La política sigue siendo, no obstante el descrédito en que la ubican las conductas, por lo menos cuestionables de algunos de sus más conspicuos actores, una actividad que demanda un mínimo de decoro, conocimiento, principios y valores, amén de una imagen pública honorable y apartada de escándalos.
En su sentido más ideal, desde épocas remotas, se consideró a la política como una actividad que debía ser desempeñada por los virtuosos para conducir los destinos de la comunidad hacia el bien, hacia lo bueno, lo ético y lo honorable, exige pues, en principio, cualidades humanas, cuya vocación sea, precisamente, la virtud y no la pasión.
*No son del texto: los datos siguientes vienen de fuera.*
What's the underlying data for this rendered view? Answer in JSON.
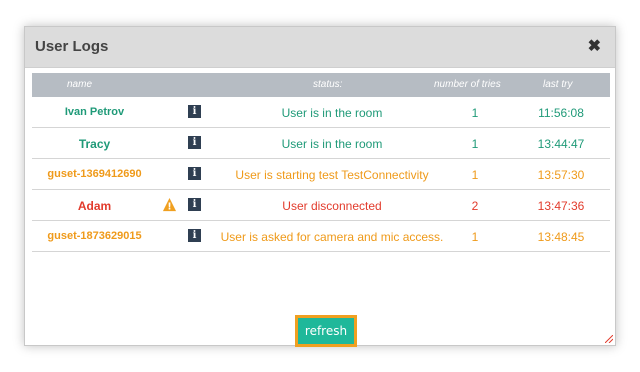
{
  "dialog": {
    "title": "User Logs",
    "close_glyph": "✖"
  },
  "columns": {
    "name": "name",
    "status": "status:",
    "tries": "number of tries",
    "last": "last try"
  },
  "rows": [
    {
      "name": "Ivan Petrov",
      "status": "User is in the room",
      "tries": "1",
      "last": "11:56:08",
      "color": "#1f9a78",
      "warning": false
    },
    {
      "name": "Tracy",
      "status": "User is in the room",
      "tries": "1",
      "last": "13:44:47",
      "color": "#1f9a78",
      "warning": false
    },
    {
      "name": "guset-1369412690",
      "status": "User is starting test TestConnectivity",
      "tries": "1",
      "last": "13:57:30",
      "color": "#ef9a1a",
      "warning": false
    },
    {
      "name": "Adam",
      "status": "User disconnected",
      "tries": "2",
      "last": "13:47:36",
      "color": "#e23b2c",
      "warning": true
    },
    {
      "name": "guset-1873629015",
      "status": "User is asked for camera and mic access.",
      "tries": "1",
      "last": "13:48:45",
      "color": "#ef9a1a",
      "warning": false
    }
  ],
  "info_glyph": "i",
  "refresh_label": "refresh",
  "icons": {
    "info": "info-icon",
    "warning": "warning-icon",
    "close": "close-icon",
    "resize": "resize-handle-icon"
  }
}
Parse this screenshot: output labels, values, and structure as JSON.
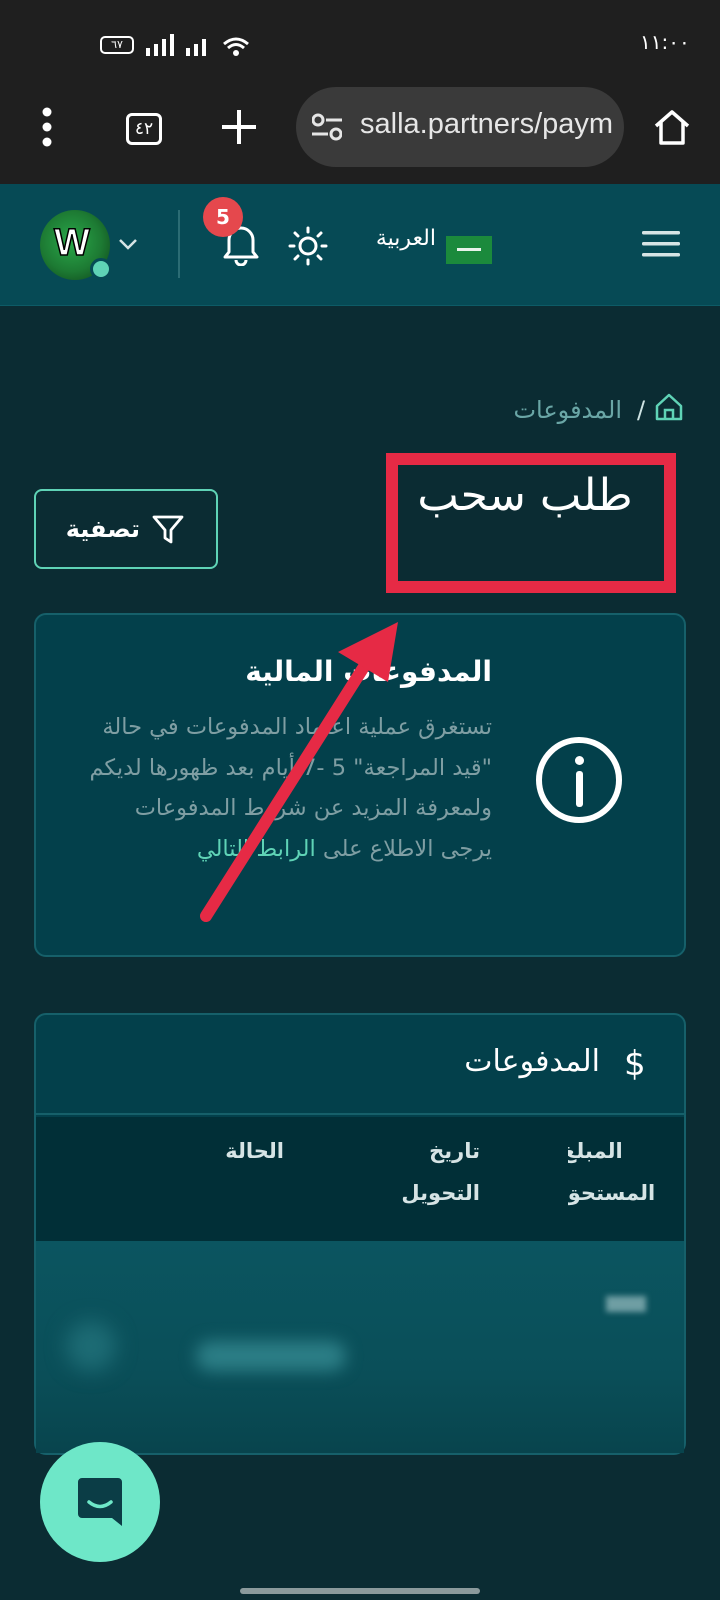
{
  "status_bar": {
    "time": "١١:٠٠",
    "battery": "٦٧"
  },
  "browser": {
    "url": "salla.partners/payments",
    "tab_count": "٤٢"
  },
  "header": {
    "language": "العربية",
    "notification_count": "5",
    "avatar_letter": "W"
  },
  "breadcrumb": {
    "current": "المدفوعات"
  },
  "page": {
    "title": "طلب سحب",
    "filter_label": "تصفية"
  },
  "info_card": {
    "title": "المدفوعات المالية",
    "body": "تستغرق عملية اعتماد المدفوعات في حالة \"قيد المراجعة\" 5 -7 أيام بعد ظهورها لديكم ولمعرفة المزيد عن شروط المدفوعات يرجى الاطلاع على",
    "link": "الرابط التالي"
  },
  "payments_card": {
    "title": "المدفوعات",
    "columns": [
      "المبلغ المستحق",
      "تاريخ التحويل",
      "الحالة"
    ],
    "column_lines": {
      "amount_1": "المبلغ",
      "amount_2": "المستحق",
      "date_1": "تاريخ",
      "date_2": "التحويل",
      "status": "الحالة"
    }
  },
  "colors": {
    "accent": "#5fd3b6",
    "annotation": "#e62a45",
    "background": "#0b2c33"
  }
}
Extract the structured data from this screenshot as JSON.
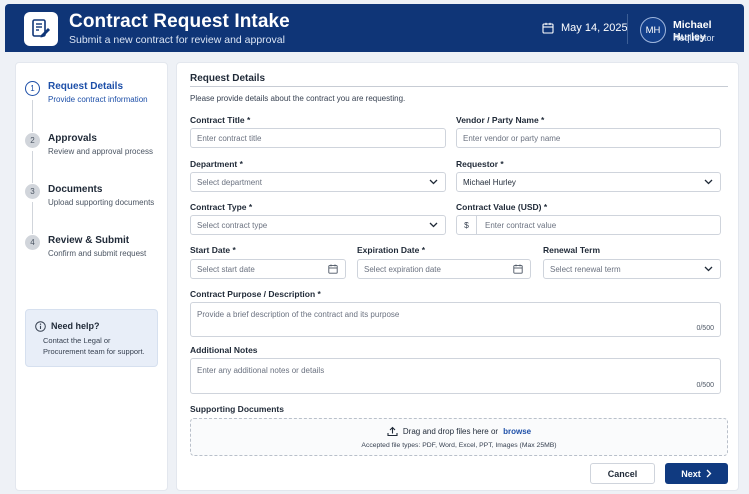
{
  "header": {
    "title": "Contract Request Intake",
    "subtitle": "Submit a new contract for review and approval",
    "date": "May 14, 2025",
    "user": {
      "initials": "MH",
      "name": "Michael Hurley",
      "role": "Requestor"
    }
  },
  "sidebar": {
    "steps": [
      {
        "number": "1",
        "title": "Request Details",
        "description": "Provide contract information"
      },
      {
        "number": "2",
        "title": "Approvals",
        "description": "Review and approval process"
      },
      {
        "number": "3",
        "title": "Documents",
        "description": "Upload supporting documents"
      },
      {
        "number": "4",
        "title": "Review & Submit",
        "description": "Confirm and submit request"
      }
    ],
    "active_step": 1,
    "help": {
      "title": "Need help?",
      "text": "Contact the Legal or Procurement team for support."
    }
  },
  "form": {
    "section_title": "Request Details",
    "intro": "Please provide details about the contract you are requesting.",
    "contract_title": {
      "label": "Contract Title *",
      "placeholder": "Enter contract title"
    },
    "vendor": {
      "label": "Vendor / Party Name *",
      "placeholder": "Enter vendor or party name"
    },
    "department": {
      "label": "Department *",
      "placeholder": "Select department"
    },
    "requestor": {
      "label": "Requestor *",
      "value": "Michael Hurley"
    },
    "contract_type": {
      "label": "Contract Type *",
      "placeholder": "Select contract type"
    },
    "contract_value": {
      "label": "Contract Value (USD)  *",
      "prefix": "$",
      "placeholder": "Enter contract value"
    },
    "start_date": {
      "label": "Start Date *",
      "placeholder": "Select start date"
    },
    "expiration_date": {
      "label": "Expiration Date *",
      "placeholder": "Select expiration date"
    },
    "renewal_term": {
      "label": "Renewal Term",
      "placeholder": "Select renewal term"
    },
    "purpose": {
      "label": "Contract Purpose / Description *",
      "placeholder": "Provide a brief description of the contract and its purpose",
      "counter": "0/500"
    },
    "notes": {
      "label": "Additional Notes",
      "placeholder": "Enter any additional notes or details",
      "counter": "0/500"
    },
    "documents": {
      "label": "Supporting Documents",
      "drop_text": "Drag and drop files here or",
      "browse": "browse",
      "accepted": "Accepted file types: PDF, Word, Excel, PPT, Images (Max 25MB)"
    }
  },
  "actions": {
    "cancel": "Cancel",
    "next": "Next"
  },
  "colors": {
    "header_bg": "#0f3577",
    "accent": "#1d4fa8",
    "primary_button": "#103a80"
  },
  "icons": {
    "logo": "document-pen-icon",
    "date": "calendar-icon",
    "dropdown": "chevron-down-icon",
    "date_picker": "calendar-icon",
    "help": "info-icon",
    "upload": "upload-icon",
    "next": "chevron-right-icon"
  }
}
Supondríase entonces, bajo esta lógica ideal, que en una democracia como la que pretende México, la competencia por los cargos públicos, específicamente de elección popular debiera, en teoría, darse entre representantes de los diversos institutos políticos con aspiración natural de acceso al poder, que ostenten, abierta y notoriamente, las mejores cualidades profesionales y humanas, hojas de vida impecables, libres de mácula alguna, en su conducta, desempeño, patrimonio y fama personal, toda vez que todo ello será contrastado por la ciudadanía para definir su voto. Máxime cuando la oferta de futuro se basa, precisamente, en la erradicación de los vicios del pasado.
Por desgracia, esta circunstancia ideal y deseable, la experiencia lo confirma, no se cumple en la mayoría de los casos en las instituciones políticas, sea cual fuere su condición, pues se ven influidas e impactadas por intereses individuales y colectivos determinantes y de muy diversa naturaleza, el principal de ellos, destacadamente, el acceso, mantenimiento y conservación del poder a ultranza.
El marketing, la treta, la componenda, los pactos internos, el pago de favores y compromisos previos, con regularidad priman sobre la calidad y la moralidad, tanto de los procesos como de los contendientes que, en su momento, serán los directores responsables de la conducción de los asuntos públicos.
Sumidos a plenitud en el proceso, con una famélica cohorte de entre la que se pueda optar por un mínimo de calidad en las candidaturas, vemos aparecer, con sorpresa inaudita, a personajes del espectáculo, del deporte, de la farándula o de la propia política, que nada o poco, como ellos mismos lo reconocen, saben de la cosa pública o son víctimas de excesos y escándalos que, de entrada, les descalifican ética y públicamente.
Pero todo indica que el pragmatismo se impone a los principios y valores pregonados que debieran, teóricamente, ser el faro legitimador de las virtudes que se enarbolan en el discurso cotidiano y que, no sólo sucumben ante la realidad, sino que colocan en la palestra del juicio ciudadano la sinceridad y solidez de sus loables postulados.
La férrea defensa que desde los altos estratos del poder público se ha hecho manifiesta y clara en casos tan relevantes como el del estado de Guerrero, con un alto grado de conflictividad interna y cuestionamiento público, da cuenta de ese pragmatismo, que se superpone a la propia identidad de principios, a la unidad y la cohesión interna, que supondría un valor fundamental a privilegiar y daría ejemplo de integridad, congruencia y honestidad.
El servicio público exige de quienes lo ejercen honorabilidad, preparación, legalidad y una imagen pública intachable, lo contrario, mueve a la sospecha fundada de que algo no marcha bien, a la desconfianza y a la deslegitimación.
No pueden esperarse peras de un olmo y, como en la fábula de la rana y el alacrán, éste no puede cambiar su naturaleza.